Not her voice. He knew the low, warm tone, and this was not it. No, this was a clipped, heavily accented, sing-song voice. Julian opened his eyes and found Solange coming toward him across the sand. Her wheat-colored hair came almost to her waist and fussed in the breeze, forcing her to continually swipe it out of her way. Occasionally she tossed her head to force the hair behind her.
"You're up early," she said as she drew closer. She was wearing his bathrobe.

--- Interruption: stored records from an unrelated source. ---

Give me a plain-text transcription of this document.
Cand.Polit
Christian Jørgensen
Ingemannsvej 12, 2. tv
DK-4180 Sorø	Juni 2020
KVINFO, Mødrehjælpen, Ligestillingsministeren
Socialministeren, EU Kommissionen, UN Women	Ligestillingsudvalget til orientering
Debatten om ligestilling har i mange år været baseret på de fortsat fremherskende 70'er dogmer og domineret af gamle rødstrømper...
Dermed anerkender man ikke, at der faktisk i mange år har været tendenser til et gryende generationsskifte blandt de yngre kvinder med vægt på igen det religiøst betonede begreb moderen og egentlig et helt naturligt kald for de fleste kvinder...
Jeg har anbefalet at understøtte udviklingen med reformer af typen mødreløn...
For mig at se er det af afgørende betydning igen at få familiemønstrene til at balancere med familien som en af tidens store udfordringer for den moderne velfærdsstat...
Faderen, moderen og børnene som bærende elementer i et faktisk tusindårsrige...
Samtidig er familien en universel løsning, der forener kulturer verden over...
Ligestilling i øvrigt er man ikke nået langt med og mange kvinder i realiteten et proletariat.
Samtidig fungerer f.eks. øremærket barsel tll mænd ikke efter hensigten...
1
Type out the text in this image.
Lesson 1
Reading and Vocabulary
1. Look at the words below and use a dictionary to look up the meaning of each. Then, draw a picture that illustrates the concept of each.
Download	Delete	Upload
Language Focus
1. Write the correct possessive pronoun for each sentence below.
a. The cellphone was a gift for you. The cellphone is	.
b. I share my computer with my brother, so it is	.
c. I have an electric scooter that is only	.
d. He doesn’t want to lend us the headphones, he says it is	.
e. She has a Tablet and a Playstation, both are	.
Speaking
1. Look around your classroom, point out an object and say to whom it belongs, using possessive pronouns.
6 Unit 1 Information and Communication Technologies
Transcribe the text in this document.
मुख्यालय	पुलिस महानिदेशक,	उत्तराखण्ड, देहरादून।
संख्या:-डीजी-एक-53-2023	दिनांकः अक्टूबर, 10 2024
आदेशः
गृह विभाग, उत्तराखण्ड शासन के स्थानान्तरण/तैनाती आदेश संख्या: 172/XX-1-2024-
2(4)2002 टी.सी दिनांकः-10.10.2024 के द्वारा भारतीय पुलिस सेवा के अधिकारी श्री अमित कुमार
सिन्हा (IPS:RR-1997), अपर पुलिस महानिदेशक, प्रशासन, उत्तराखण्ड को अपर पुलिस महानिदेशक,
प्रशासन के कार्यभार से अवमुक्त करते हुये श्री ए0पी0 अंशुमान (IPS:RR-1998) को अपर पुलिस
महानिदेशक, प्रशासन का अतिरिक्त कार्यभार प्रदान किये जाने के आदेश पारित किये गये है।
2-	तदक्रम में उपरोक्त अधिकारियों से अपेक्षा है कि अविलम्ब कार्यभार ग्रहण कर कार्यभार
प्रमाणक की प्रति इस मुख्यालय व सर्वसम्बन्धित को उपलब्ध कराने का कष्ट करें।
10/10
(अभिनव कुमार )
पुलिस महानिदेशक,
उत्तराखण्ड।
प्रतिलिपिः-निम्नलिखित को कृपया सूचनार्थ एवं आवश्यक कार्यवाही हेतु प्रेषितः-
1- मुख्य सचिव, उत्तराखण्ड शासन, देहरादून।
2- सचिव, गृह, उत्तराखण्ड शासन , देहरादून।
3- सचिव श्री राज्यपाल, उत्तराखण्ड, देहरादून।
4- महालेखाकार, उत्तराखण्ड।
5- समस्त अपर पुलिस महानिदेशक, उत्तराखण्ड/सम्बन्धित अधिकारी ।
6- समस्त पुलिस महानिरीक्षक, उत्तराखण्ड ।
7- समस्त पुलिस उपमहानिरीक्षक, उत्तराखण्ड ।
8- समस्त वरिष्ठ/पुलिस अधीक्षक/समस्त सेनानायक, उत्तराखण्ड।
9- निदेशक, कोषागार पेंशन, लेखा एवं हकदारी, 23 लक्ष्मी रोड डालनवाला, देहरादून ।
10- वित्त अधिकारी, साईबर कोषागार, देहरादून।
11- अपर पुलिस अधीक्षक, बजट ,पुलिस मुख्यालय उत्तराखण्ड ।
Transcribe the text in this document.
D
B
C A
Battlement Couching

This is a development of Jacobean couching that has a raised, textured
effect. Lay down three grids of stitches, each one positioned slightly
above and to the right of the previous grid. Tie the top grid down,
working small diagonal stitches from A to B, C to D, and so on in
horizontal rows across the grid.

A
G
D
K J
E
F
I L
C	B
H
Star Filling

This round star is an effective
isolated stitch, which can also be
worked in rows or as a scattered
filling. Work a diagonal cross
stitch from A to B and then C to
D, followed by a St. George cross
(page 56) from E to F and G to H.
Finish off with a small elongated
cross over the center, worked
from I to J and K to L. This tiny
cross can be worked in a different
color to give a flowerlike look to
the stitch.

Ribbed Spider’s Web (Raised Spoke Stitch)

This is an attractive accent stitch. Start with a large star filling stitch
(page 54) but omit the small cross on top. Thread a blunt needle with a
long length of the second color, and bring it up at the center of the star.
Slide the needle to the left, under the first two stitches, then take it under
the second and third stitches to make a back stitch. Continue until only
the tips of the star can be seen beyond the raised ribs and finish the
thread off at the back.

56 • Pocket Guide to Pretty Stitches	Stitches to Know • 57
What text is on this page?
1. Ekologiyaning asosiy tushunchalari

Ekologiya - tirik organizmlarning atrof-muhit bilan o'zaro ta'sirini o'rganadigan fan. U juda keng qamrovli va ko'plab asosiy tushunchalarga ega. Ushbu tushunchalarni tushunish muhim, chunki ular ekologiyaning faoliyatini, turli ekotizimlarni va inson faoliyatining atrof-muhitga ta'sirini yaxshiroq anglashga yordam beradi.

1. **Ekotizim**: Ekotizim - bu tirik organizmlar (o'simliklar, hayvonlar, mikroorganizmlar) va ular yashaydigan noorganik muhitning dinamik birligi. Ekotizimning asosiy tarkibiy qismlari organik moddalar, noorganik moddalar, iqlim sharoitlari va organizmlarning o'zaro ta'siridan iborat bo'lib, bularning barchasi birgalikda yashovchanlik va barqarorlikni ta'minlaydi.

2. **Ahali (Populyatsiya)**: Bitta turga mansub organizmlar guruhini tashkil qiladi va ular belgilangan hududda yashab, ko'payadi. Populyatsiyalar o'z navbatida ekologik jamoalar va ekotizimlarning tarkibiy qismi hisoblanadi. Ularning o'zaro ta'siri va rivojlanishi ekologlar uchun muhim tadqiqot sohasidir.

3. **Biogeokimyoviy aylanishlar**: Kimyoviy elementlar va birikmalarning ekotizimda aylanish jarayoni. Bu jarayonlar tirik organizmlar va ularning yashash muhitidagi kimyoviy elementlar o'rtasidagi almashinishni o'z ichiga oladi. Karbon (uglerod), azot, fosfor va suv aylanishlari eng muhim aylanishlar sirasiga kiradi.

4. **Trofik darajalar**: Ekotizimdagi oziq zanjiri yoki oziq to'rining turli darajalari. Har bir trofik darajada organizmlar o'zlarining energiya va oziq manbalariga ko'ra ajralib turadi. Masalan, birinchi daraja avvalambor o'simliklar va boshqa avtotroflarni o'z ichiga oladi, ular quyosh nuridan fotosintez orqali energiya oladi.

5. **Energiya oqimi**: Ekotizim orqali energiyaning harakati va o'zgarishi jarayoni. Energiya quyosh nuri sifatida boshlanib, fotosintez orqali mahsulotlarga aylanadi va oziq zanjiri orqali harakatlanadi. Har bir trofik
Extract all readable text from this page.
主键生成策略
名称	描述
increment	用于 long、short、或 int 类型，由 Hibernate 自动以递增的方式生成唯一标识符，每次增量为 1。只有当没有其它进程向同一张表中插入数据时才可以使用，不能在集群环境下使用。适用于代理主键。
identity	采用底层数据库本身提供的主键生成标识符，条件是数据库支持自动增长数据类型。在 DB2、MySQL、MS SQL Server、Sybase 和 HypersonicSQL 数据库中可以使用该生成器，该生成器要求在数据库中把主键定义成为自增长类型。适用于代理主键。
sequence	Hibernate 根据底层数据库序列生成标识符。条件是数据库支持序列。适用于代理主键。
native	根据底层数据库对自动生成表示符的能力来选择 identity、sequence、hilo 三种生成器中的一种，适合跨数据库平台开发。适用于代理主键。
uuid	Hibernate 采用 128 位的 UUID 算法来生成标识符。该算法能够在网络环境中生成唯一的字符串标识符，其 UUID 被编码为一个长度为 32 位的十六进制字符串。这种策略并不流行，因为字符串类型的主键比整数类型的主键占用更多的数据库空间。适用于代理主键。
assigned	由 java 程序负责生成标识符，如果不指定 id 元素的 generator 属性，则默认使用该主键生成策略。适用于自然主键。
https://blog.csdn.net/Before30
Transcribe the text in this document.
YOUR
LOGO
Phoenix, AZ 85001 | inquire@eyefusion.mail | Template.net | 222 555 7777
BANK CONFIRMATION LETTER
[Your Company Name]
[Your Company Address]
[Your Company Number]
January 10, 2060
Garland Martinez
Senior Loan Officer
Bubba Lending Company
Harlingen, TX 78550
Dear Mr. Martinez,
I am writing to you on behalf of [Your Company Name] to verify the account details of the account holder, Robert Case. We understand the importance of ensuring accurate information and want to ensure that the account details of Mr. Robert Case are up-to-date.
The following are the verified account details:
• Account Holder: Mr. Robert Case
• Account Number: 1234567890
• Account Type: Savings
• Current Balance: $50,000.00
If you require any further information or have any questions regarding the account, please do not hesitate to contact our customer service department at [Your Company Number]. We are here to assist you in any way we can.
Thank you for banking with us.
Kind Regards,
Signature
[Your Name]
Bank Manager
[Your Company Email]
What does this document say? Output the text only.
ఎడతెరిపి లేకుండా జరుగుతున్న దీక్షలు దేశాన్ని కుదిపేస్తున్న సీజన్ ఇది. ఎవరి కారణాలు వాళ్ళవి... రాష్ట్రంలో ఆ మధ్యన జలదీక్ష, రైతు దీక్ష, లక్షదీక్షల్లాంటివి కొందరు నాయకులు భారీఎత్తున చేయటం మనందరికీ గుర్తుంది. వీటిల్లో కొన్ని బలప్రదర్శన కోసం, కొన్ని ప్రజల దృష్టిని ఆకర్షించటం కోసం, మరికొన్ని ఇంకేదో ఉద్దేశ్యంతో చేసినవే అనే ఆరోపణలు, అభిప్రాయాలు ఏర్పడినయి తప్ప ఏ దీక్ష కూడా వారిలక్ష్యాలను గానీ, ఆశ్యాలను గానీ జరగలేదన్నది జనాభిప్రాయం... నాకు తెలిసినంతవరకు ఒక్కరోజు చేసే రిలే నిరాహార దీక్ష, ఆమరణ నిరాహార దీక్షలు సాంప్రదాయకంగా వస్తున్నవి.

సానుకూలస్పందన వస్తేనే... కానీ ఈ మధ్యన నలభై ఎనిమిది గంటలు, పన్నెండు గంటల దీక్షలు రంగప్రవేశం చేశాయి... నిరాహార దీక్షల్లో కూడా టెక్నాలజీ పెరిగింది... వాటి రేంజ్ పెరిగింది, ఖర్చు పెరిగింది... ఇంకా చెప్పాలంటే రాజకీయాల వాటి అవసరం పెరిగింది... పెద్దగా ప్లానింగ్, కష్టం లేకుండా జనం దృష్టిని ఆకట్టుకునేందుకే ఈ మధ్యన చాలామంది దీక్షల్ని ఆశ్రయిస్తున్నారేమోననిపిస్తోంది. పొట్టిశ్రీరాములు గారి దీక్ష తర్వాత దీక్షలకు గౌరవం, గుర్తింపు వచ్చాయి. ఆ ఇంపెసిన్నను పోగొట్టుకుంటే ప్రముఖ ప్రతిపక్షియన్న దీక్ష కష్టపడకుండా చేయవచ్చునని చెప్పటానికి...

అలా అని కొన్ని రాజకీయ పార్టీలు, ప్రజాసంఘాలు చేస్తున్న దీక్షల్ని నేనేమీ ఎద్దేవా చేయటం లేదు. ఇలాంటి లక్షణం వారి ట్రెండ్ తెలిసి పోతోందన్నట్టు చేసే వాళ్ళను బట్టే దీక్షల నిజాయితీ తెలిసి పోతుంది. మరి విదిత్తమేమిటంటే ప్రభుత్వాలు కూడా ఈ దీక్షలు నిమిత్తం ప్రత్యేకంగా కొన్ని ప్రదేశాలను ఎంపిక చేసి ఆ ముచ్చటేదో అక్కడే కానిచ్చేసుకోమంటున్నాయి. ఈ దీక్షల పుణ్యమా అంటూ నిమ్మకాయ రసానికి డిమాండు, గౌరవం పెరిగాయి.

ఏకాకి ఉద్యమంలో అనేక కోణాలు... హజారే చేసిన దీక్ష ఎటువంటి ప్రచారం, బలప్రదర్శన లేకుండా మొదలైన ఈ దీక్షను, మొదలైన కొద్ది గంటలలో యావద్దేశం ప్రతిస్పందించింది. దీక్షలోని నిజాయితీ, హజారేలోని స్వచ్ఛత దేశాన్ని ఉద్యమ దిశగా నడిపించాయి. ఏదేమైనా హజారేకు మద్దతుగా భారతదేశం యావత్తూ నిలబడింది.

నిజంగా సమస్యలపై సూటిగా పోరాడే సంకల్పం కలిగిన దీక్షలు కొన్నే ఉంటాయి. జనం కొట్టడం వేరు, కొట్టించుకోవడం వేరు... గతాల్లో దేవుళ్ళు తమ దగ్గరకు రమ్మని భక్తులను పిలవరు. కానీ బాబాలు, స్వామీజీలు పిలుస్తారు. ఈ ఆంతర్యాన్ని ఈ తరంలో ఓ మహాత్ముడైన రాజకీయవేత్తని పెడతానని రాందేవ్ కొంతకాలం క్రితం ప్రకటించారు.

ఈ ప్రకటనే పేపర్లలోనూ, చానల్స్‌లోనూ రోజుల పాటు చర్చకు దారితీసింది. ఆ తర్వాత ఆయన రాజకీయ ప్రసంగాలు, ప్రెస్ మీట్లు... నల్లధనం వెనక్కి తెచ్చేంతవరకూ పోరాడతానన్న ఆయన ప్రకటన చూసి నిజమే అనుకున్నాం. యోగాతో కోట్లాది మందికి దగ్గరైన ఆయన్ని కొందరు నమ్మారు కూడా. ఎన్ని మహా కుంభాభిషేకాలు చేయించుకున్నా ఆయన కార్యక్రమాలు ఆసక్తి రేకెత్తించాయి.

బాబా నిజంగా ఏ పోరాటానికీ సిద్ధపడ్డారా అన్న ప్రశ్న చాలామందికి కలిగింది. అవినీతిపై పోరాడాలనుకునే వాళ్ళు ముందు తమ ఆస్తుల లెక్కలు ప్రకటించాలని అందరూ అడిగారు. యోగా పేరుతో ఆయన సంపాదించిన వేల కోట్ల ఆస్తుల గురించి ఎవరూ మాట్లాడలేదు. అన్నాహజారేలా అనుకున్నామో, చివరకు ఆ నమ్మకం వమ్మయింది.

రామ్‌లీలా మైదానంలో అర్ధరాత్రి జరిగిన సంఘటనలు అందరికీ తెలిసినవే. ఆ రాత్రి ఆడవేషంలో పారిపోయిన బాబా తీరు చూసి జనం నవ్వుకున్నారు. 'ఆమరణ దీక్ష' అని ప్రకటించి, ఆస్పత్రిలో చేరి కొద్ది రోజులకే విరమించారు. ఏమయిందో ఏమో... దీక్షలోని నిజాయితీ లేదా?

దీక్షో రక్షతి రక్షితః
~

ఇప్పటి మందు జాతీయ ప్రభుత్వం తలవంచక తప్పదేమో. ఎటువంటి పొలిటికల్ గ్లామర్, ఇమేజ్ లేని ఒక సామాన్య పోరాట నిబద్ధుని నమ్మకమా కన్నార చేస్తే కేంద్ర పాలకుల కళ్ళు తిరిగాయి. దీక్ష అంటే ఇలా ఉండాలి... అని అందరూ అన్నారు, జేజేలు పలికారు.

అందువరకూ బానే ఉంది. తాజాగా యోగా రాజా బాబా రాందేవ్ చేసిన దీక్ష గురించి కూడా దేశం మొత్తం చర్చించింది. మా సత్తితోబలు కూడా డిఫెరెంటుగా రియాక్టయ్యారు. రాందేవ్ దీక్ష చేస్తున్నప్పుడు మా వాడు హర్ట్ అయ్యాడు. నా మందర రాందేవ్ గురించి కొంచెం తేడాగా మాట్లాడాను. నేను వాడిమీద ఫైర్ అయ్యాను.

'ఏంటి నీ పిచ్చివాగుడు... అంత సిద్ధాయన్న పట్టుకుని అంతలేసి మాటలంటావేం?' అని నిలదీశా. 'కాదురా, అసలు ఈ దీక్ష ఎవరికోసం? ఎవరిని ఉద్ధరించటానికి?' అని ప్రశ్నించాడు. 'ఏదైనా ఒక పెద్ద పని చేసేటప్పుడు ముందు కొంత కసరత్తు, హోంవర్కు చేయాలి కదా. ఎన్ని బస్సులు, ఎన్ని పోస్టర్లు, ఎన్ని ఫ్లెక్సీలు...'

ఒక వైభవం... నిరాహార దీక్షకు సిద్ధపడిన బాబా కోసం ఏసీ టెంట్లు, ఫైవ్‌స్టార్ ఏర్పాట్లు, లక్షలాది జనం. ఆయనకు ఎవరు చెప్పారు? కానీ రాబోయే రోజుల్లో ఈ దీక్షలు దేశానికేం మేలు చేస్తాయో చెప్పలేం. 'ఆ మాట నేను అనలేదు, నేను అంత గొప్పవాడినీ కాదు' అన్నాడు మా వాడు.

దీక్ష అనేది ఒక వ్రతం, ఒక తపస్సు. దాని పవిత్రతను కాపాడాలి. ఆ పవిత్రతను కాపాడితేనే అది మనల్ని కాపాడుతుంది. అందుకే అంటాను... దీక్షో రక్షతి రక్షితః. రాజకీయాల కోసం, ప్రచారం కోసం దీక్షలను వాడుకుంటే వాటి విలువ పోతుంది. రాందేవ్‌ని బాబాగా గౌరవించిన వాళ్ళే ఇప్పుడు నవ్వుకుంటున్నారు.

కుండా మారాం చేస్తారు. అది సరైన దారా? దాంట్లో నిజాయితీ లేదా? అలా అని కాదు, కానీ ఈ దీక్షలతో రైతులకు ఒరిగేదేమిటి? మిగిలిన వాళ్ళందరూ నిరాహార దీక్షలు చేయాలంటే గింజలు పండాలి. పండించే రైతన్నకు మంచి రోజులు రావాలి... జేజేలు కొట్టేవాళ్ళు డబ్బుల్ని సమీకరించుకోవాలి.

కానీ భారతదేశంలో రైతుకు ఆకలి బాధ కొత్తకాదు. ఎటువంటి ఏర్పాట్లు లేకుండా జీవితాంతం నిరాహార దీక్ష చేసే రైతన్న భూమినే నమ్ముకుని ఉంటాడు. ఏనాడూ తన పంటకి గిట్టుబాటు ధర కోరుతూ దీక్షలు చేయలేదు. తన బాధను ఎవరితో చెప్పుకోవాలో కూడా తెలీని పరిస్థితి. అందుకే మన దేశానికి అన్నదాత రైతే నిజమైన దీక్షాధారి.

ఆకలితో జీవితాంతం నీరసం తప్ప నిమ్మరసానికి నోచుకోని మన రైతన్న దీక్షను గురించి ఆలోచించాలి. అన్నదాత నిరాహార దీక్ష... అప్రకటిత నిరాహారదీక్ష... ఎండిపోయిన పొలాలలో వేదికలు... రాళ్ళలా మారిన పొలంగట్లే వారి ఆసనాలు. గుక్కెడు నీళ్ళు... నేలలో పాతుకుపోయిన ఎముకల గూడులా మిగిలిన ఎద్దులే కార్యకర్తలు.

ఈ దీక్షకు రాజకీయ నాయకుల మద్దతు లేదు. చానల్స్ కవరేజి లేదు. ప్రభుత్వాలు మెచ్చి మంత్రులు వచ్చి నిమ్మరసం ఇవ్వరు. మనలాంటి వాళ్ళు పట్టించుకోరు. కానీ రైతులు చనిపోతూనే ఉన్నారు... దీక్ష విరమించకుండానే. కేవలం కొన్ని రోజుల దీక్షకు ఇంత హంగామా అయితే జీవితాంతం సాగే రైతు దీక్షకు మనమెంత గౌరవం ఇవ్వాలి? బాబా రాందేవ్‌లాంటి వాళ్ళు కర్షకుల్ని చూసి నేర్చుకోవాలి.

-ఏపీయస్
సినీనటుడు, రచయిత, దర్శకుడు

"It's such a nice day. Seemed a shame to waste it."
Solange's eyes flew up to the grey sky. Hardly a beautiful day. And yet she smiled and said, "Yes, you're right."
And in that moment he despised her just a little for not calling him out on such a lie, for refusing to admit the truth, for just agreeing with him. Solange always agreed with him. She adopted his thoughts and opinions as her own and never had anything to say for herself. She hung on his arm like an ornament, equally empty of any personality except what its wearer bestowed.
"Breakfast?" she asked.
"I'll join you in a minute," he told her.
She smiled again and set off across the beach to the house. He would have to end it soon, he decided, as he watched her go. There was no satisfaction in her company. There was only one person that would do . . . If only he could find her.